Installment #2 of Mrs Fringe Takes a Vacation.
You might be wondering a couple of things. For example, was I inspired to do any writing while admiring the beauty and sunrises of the beach? No. I wasn’t, and I didn’t. On our first full day there, I found a rejection in my email that referenced the agent’s “enjoyment of and obvious strengths of” my work. I spent about 43 seconds stomping my foot–if it’s so obviously strong….I’ll likely have another seven years to obsess about my words and lack of publication before I’ll be back on that beach. Thankfully, the sand doesn’t make for satisfying stomping ground, and so I let it go to enjoy where I was.

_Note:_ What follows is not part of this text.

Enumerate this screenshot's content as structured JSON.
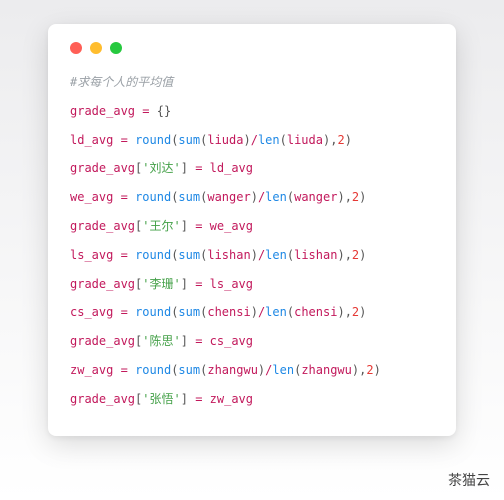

The second, obvious question; what did that shameless hussy who goes by the name of Mrs Fringe wear on the beach? For my sunrise photography sessions, I wore my 8000 year old workout clothes. Mostly because I’d get up, have coffee, do my yoga, and head straight out. The rest of the time? Bikinis all the way. That’s right, I’m a 40,000 year old woman with three grown and close to grown children wearing the effects of gravity like a sarong. My concession to a body that nursed three babies for a grand total of 58,000 years is to make sure the top has an underwire.
I’ve talked a lot about my love of my Brooklyn beach, and this is much of it. On that beach you find women of all ages, shapes, sizes, and fitness wearing their bikinis without a thought to what anyone else might or might not think, before they put their tent-resembling chintz house dresses back on and unfold their walkers to go purchase a pound of ground chuck for dinner. Somewhere in there is a lesson on feminism, accepting who we are at all stages.

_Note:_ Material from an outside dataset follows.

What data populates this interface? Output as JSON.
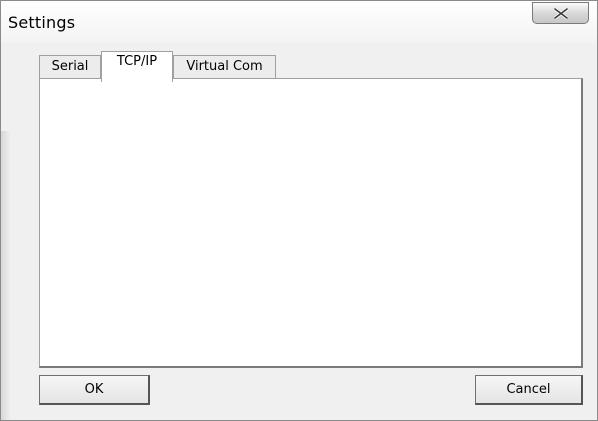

I try to care. I even went shopping before we left and bought a conservative tankini, very pretty. The tags are still on it. Instead, I went shopping again while we were on the island, and bought another bikini. I wasn’t sure about it, thought the design might be a little “young” for me, so I walked out of the dressing room to get an opinion. There was a woman standing there, about my age, who misinterpreted what I was asking and told me I should buy it, she’d absolutely wear a bikini if she could pull it off. She proceeded to call her 85 year old mother out of a dressing room to look at me so she could agree. I’m fairly certain her mom couldn’t actually hear a word of what was said, but she smiled and nodded. Then the woman called her teenaged daughter out of her dressing room to add to the vote. Hah! The girl popped her head out, politely tried to cover her horror with a twitchy grin, and slammed herself back into her cubicle. Naturally, I bought it ($12!), and wore it the rest of the time we were on the island. To my dressing room buddy: You can pull it off. If you want to do so, wear a bikini. It’s that simple.
The tide goes in and out four times (high tide twice, low tide twice) each day on Hilton Head, with a huge difference between high and low. This means that during low tides, yes there are lovely, warm little tidal pools that are the equivalent of natural sea baby pools, but it also means there’s plenty of width and time to walk (or wheel, for those using wheelchairs) to the shoreline on sand that’s firmly packed, leaving stable ground beneath you. Why mention this? So you can picture how easily Mother-In-Law and I left our canes along with flip-flops and towels in the narrow stretch of soft sand so we could go swimming.
Today’s photos are mixed, a couple of sunrises with some late morning shots sprinkled in.